Intervention de Arnaud Gossement

Réunion du jeudi 11 avril 2024 à 10h00
Commission d'enquête sur le montage juridique et financier du projet d'autoroute a

Arnaud Gossement, avocat :

En ce qui concerne la dérogation espèces protégées, il faut distinguer deux questions. Premièrement, dois-je demander la dérogation à l'interdiction de détruire des espèces protégées ? Si je réponds positivement – ou si l'administration me demande de répondre positivement – je vais déposer une demande d'autorisation de déroger. Se pose alors la seconde question : ai-je droit de le faire, et à quelles conditions ?

Le droit applicable, celui de l'Union européenne, date des années 1970. Dans l'histoire de sa formation, la première question n'a pas été abordée, mais seulement la seconde. Le droit positif comporte des critères permettant de savoir si l'administration peut accorder l'autorisation de dérogation à la destruction d'espèces protégées. Il faut savoir que ce terme de destruction s'étend au simple fait d'approcher une espèce protégée, de la cueillir, bref de perturber son « état de conservation favorable ». Si vous allez sur ce terrain, ce sera passionnant car le principe même de ce droit est contesté par des écologistes qui regrettent que l'on attende qu'une espèce figure sur une liste pour la protéger. Scientifiquement, les notions de vie ordinaire ou d'espèces nuisibles n'ont certainement aucun sens.

Quoi qu'il en soit, s'agissant de la première question, le juge comble un vide. Dans un avis du 9 décembre 2022, le Conseil d'État s'est prononcé de la manière la plus poussée possible pour un juge ; mais il y aurait beaucoup à dire.

Le Parlement est encouragé à créer des régimes de présomption de raison d'intérêt public majeur. On l'a vu lors de l'examen des lois « industrie verte » ou « énergies renouvelables ». Autrement dit, la première des trois conditions de délivrance de la dérogation serait présumée. À mon sens, en faisant cela, vous compliquez la situation.

D'abord parce qu'il s'agit d'une présomption simple, et non irréfragable : la directive indique que cette condition doit être étudiée dans le cadre d'une mise en balance des intérêts. Même si l'on présume que le porteur de projet a une raison d'intérêt public majeur, cette présomption pourra donc être combattue devant le juge.
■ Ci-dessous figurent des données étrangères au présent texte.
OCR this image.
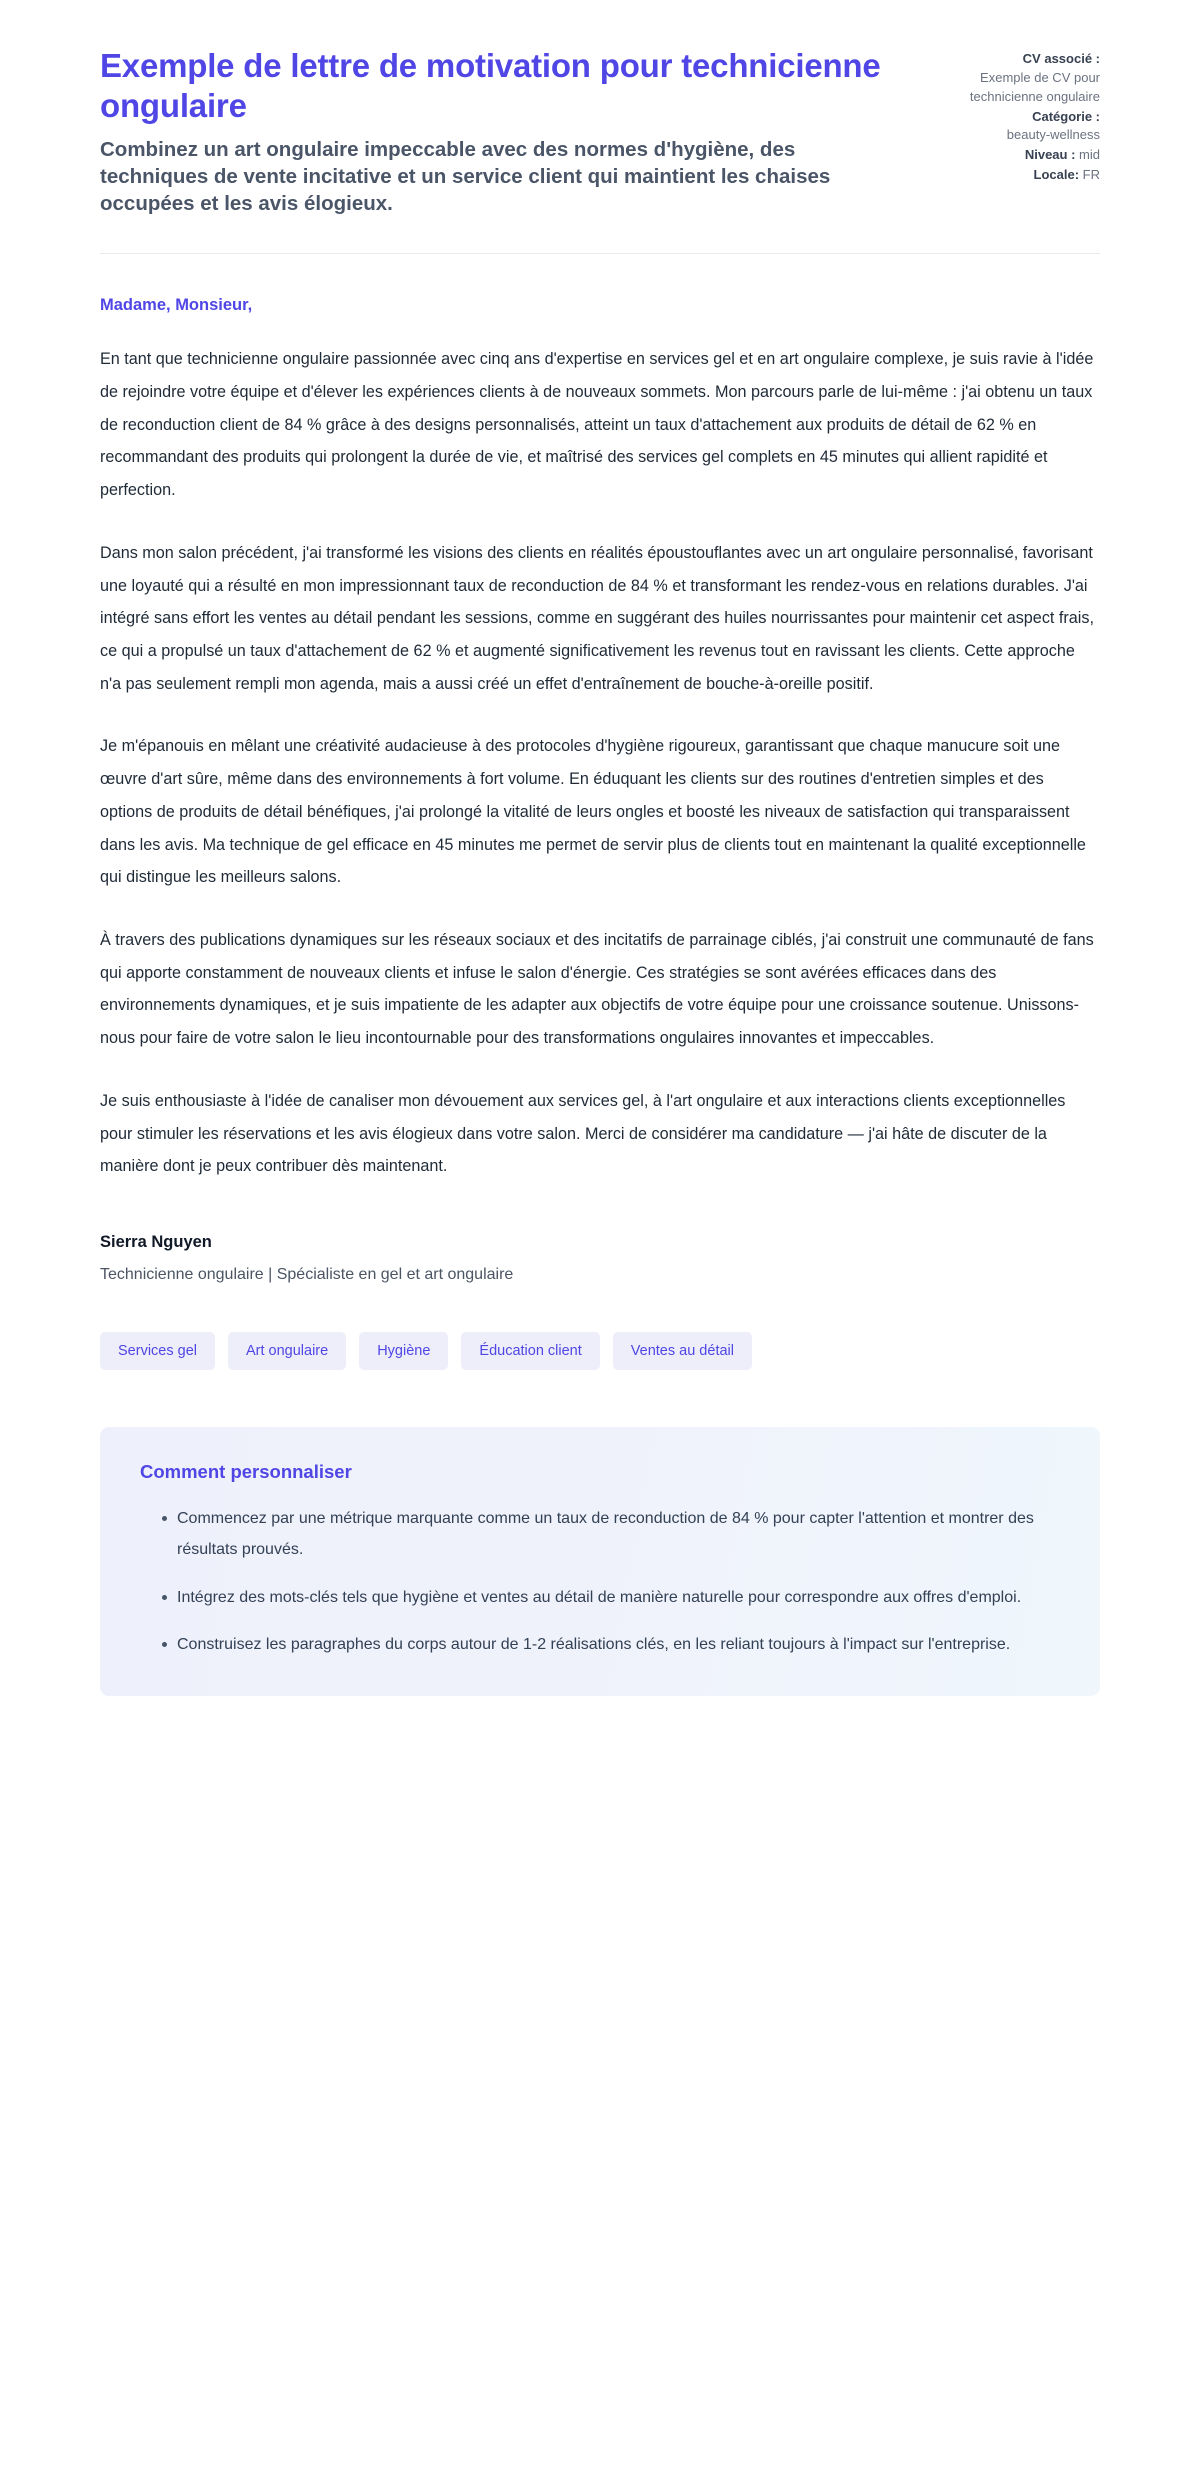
Exemple de lettre de motivation pour technicienne ongulaire

Combinez un art ongulaire impeccable avec des normes d'hygiène, des techniques de vente incitative et un service client qui maintient les chaises occupées et les avis élogieux.

CV associé :
Exemple de CV pour technicienne ongulaire
Catégorie :
beauty-wellness
Niveau : mid
Locale: FR

Madame, Monsieur,

En tant que technicienne ongulaire passionnée avec cinq ans d'expertise en services gel et en art ongulaire complexe, je suis ravie à l'idée de rejoindre votre équipe et d'élever les expériences clients à de nouveaux sommets. Mon parcours parle de lui-même : j'ai obtenu un taux de reconduction client de 84 % grâce à des designs personnalisés, atteint un taux d'attachement aux produits de détail de 62 % en recommandant des produits qui prolongent la durée de vie, et maîtrisé des services gel complets en 45 minutes qui allient rapidité et perfection.

Dans mon salon précédent, j'ai transformé les visions des clients en réalités époustouflantes avec un art ongulaire personnalisé, favorisant une loyauté qui a résulté en mon impressionnant taux de reconduction de 84 % et transformant les rendez-vous en relations durables. J'ai intégré sans effort les ventes au détail pendant les sessions, comme en suggérant des huiles nourrissantes pour maintenir cet aspect frais, ce qui a propulsé un taux d'attachement de 62 % et augmenté significativement les revenus tout en ravissant les clients. Cette approche n'a pas seulement rempli mon agenda, mais a aussi créé un effet d'entraînement de bouche-à-oreille positif.

Je m'épanouis en mêlant une créativité audacieuse à des protocoles d'hygiène rigoureux, garantissant que chaque manucure soit une œuvre d'art sûre, même dans des environnements à fort volume. En éduquant les clients sur des routines d'entretien simples et des options de produits de détail bénéfiques, j'ai prolongé la vitalité de leurs ongles et boosté les niveaux de satisfaction qui transparaissent dans les avis. Ma technique de gel efficace en 45 minutes me permet de servir plus de clients tout en maintenant la qualité exceptionnelle qui distingue les meilleurs salons.

À travers des publications dynamiques sur les réseaux sociaux et des incitatifs de parrainage ciblés, j'ai construit une communauté de fans qui apporte constamment de nouveaux clients et infuse le salon d'énergie. Ces stratégies se sont avérées efficaces dans des environnements dynamiques, et je suis impatiente de les adapter aux objectifs de votre équipe pour une croissance soutenue. Unissons-nous pour faire de votre salon le lieu incontournable pour des transformations ongulaires innovantes et impeccables.

Je suis enthousiaste à l'idée de canaliser mon dévouement aux services gel, à l'art ongulaire et aux interactions clients exceptionnelles pour stimuler les réservations et les avis élogieux dans votre salon. Merci de considérer ma candidature — j'ai hâte de discuter de la manière dont je peux contribuer dès maintenant.

Sierra Nguyen

Technicienne ongulaire | Spécialiste en gel et art ongulaire

Services gel	Art ongulaire	Hygiène	Éducation client	Ventes au détail
Comment personnaliser
Commencez par une métrique marquante comme un taux de reconduction de 84 % pour capter l'attention et montrer des résultats prouvés.
Intégrez des mots-clés tels que hygiène et ventes au détail de manière naturelle pour correspondre aux offres d'emploi.
Construisez les paragraphes du corps autour de 1-2 réalisations clés, en les reliant toujours à l'impact sur l'entreprise.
Ensuite, si l'on dit au juge de moins se préoccuper de la première condition, il va se tourner vers les deux autres, dont ce que l'on appelle les solutions alternatives. Or, on le voit dans votre dossier, ce point est très compliqué car le droit ne nous dit pas ce que cela signifie. Concrètement, le porteur de projet va là où il y a du foncier. C'est aussi selon ce critère que s'est construit le parc nucléaire français, et non simplement en fonction des paramètres météorologiques, climatiques, etc. Dans ce contexte, que veut dire une solution alternative ? Faut-il comparer un projet routier à un autre projet routier, à un projet cyclable, à l'absence de projet ? Le droit ne répond pas à cette question et c'est l'administration qui doit s'en dépatouiller au cas par cas.

Pour en revenir à la dérogation espèces protégées, cela ne me choque pas qu'autant d'espèces soient concernées dans le cas de l'A69. Même pour un parc éolien, le nombre peut atteindre plusieurs dizaines.

Quoi qu'il en soit, le cadre juridique actuel n'est pas satisfaisant et on est en train de le compliquer sous couvert de le simplifier.

En ce qui concerne la planification, le géographe Rémi Bénos a confirmé à votre commission d'enquête, lors de son audition, que l'autoroute n'apparaît pas sur les documents de planification, dont le Sraddet ; mais celui-ci n'a pas pour première vocation de programmer les projets d'infrastructures linéaires de transport. Cela relève surtout des contrats de plan.